The US also removed missiles it had secretly installed in Turkey, on the border of the Soviet Union, and a direct line of communication was installed between Moscow's Kremlin and the White House so that an accidental nuclear war was less likely.
It's clear from these actions, as well as the Test Ban Treaty, that both the Soviet Union and the United States understood how close Armageddon had come to being reality.
You will get many thoughts on this one. I might suggest that a film could help you here. Errol Morris’ documentary interview with Robert McNamara called “The Fog of War” would be really helpful. McNamara distills in personal thoughts what he thinks about the Cuban Missile Crisis in 1963. One action he says that helped bring about the end of the crisis without a war was the ability to “empathize” with the enemy. He does not mean to have pity or maudlin emotion as much understand the predicaments from which the adversary operates. McNamara talks about how Kruschev was under great pressure from hardliners in his government and that empathizing with him in this regard helped distill what was done from a politically rhetorical standpoint to what was done on a personal standpoint. Another action that was taken which avoided war was the belief that bringing in as many opinions as possible is a critical step in understanding the nature of any political or military conflict. McNamara makes it a point to say that President Kennedy listened and sought the advice of everyone in the room. Those that were hardliners in the room, suggesting that “we should bomb the hell out of them,” At the same time, Kennedy made the attempt to genuinely listen to the moderate voices who were advocating that negotiation could pay off vastly. In the end, Kennedy’s ability to listen to differing voices and find consensus through such divergence was another element that McNamara suggests was critical in avoiding nuclear catastrophe.

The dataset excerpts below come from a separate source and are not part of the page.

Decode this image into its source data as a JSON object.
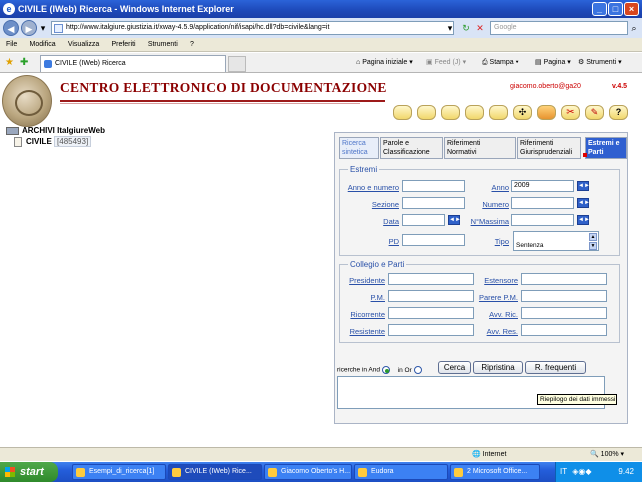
{
  "window": {
    "title": "CIVILE (IWeb) Ricerca - Windows Internet Explorer"
  },
  "browser": {
    "address": "http://www.italgiure.giustizia.it/xway-4.5.9/application/nif/isapi/hc.dll?db=civile&lang=it",
    "search_placeholder": "Google",
    "menu": [
      "File",
      "Modifica",
      "Visualizza",
      "Preferiti",
      "Strumenti",
      "?"
    ],
    "tab_title": "CIVILE (IWeb) Ricerca",
    "tools": {
      "home": "Pagina iniziale",
      "feed": "Feed (J)",
      "print": "Stampa",
      "page": "Pagina",
      "tools": "Strumenti"
    }
  },
  "header": {
    "title": "CENTRO ELETTRONICO DI DOCUMENTAZIONE",
    "user": "giacomo.oberto@ga20",
    "version": "v.4.5"
  },
  "tree": {
    "root": "ARCHIVI ItalgiureWeb",
    "leaf": "CIVILE",
    "count": "485493"
  },
  "form": {
    "tabs": [
      {
        "line1": "Ricerca sintetica",
        "line2": ""
      },
      {
        "line1": "Parole e",
        "line2": "Classificazione"
      },
      {
        "line1": "Riferimenti",
        "line2": "Normativi"
      },
      {
        "line1": "Riferimenti",
        "line2": "Giurisprudenziali"
      },
      {
        "line1": "Estremi e",
        "line2": "Parti"
      }
    ],
    "estremi": {
      "legend": "Estremi",
      "anno_numero": "Anno e numero",
      "anno": "Anno",
      "anno_value": "2009",
      "sezione": "Sezione",
      "numero": "Numero",
      "data": "Data",
      "massima": "N°Massima",
      "pd": "PD",
      "tipo": "Tipo",
      "tipo_value": "Sentenza"
    },
    "collegio": {
      "legend": "Collegio e Parti",
      "presidente": "Presidente",
      "estensore": "Estensore",
      "pm": "P.M.",
      "parere_pm": "Parere P.M.",
      "ricorrente": "Ricorrente",
      "avv_ric": "Avv. Ric.",
      "resistente": "Resistente",
      "avv_res": "Avv. Res."
    },
    "ricerche_and": "ricerche in And",
    "in_or": "in Or",
    "buttons": {
      "cerca": "Cerca",
      "ripristina": "Ripristina",
      "frequenti": "R. frequenti"
    },
    "tooltip": "Riepilogo dei dati immessi"
  },
  "status": {
    "zone": "Internet",
    "zoom": "100%"
  },
  "taskbar": {
    "start": "start",
    "items": [
      "Esempi_di_ricerca[1]",
      "CIVILE (IWeb) Rice...",
      "Giacomo Oberto's H...",
      "Eudora",
      "2 Microsoft Office..."
    ],
    "clock": "9.42",
    "lang": "IT"
  }
}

What you are probably referring to is the 1962 Cuban Missile Crisis. The Soviet Union had secretly placed nuclear weapons directed at the United States at the ready.
In 1963 the United States and the Soviet Union signed the atmospheric test treaty ban which banned above ground nuclear tests. Without being able to test new nuclear weapons developing them would be exceptionally difficult.
The second thing that happened was the United States agreed to remove all missiles in Italy, Turkey, and along the border of the Soviet Union so long as the Soviet Union removed all their missiles in Cuba.